Industry Benchmarks (What is considered "Good"?)
Because running an Airbnb is closer to a part-time job than a passive investment, the required ROI thresholds are understandably higher.
| Airbnb ROI | Evaluation | Market Context |
|---|---|---|
| < 10% | Poor | Usually unacceptable given the work. Better off using it as a long-term rental. |
| 12% - 15% | Average / Baseline | A solid baseline target for a heavily managed property in a stable market. |
| 15% - 20% | Good / Strong | Indicates excellent pricing strategy, high occupancy, and controlled expenses. |
| 20%+ | Exceptional | Often achieved by self-managing, buying at a steep discount, or operating highly unique/experiential properties (e.g., luxury treehouses, glamping). |
Crucial Caveat: If you are paying a full-service STR property manager (who typically charge 20% to 30% of gross revenue), achieving a 15%+ ROI becomes exceedingly difficult. The highest ROIs are almost exclusively achieved by hosts who self-manage.
Common Mistakes to Avoid
- Underestimating the Furnishing Budget: Slapping together cheap IKEA furniture and used mattresses will destroy your ROI via bad reviews. You must budget $10,000 to $30,000 to furnish a property durably and photogenically. High design drives high occupancy, which drives ROI. This capital must be included in your denominator.

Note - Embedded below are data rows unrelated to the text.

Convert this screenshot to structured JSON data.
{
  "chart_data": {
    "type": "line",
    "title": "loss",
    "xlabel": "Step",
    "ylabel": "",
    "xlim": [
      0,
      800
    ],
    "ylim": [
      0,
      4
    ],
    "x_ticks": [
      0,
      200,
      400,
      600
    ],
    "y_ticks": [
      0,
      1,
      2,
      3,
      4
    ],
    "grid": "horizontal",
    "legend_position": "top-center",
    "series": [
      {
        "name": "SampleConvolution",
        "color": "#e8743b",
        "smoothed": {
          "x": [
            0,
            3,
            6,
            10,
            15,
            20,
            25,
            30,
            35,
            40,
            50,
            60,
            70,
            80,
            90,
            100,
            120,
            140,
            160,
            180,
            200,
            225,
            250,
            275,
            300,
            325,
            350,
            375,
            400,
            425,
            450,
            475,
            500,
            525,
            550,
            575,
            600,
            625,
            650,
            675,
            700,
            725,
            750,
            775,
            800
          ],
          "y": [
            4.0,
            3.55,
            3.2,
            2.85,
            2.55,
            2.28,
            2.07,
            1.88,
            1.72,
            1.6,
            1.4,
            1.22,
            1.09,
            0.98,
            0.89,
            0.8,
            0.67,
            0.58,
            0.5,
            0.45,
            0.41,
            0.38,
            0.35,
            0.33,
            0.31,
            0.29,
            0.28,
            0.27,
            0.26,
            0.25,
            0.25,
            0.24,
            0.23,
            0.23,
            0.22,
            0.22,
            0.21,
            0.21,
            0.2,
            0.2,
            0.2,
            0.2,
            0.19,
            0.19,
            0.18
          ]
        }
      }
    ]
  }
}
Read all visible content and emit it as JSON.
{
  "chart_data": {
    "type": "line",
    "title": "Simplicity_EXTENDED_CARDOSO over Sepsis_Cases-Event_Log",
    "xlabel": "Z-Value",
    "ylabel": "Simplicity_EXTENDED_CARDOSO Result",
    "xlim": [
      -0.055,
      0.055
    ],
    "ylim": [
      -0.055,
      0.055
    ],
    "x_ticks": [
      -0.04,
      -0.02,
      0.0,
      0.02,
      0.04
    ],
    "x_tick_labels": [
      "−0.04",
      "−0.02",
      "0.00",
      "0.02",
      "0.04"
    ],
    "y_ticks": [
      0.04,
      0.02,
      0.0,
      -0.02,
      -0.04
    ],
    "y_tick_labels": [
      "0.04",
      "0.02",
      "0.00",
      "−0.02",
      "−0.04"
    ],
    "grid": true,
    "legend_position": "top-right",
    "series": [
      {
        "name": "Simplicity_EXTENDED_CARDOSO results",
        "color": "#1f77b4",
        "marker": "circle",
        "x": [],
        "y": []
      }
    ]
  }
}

- Ignoring Regulatory Risk: The most devastating mistake an STR investor can make is projecting a 20% ROI without factoring in local zoning laws. If a municipality bans short-term rentals tomorrow (which happens frequently), you are forced to pivot to a long-term rental model. If the property cannot at least break even as a long-term rental, you could face financial ruin.
Summary & Next Steps
A "good" Airbnb ROI is one that thoroughly compensates you for the operational gravity of the hospitality business, generally sitting above the 15% mark. The key to hitting these numbers is meticulous underwriting: overestimating your expenses, underestimating your nightly rates, and rigorously managing your reviews. Before investing a dime in furnishings, ensure you have modeled the worst-case vacancy scenario to protect your downside.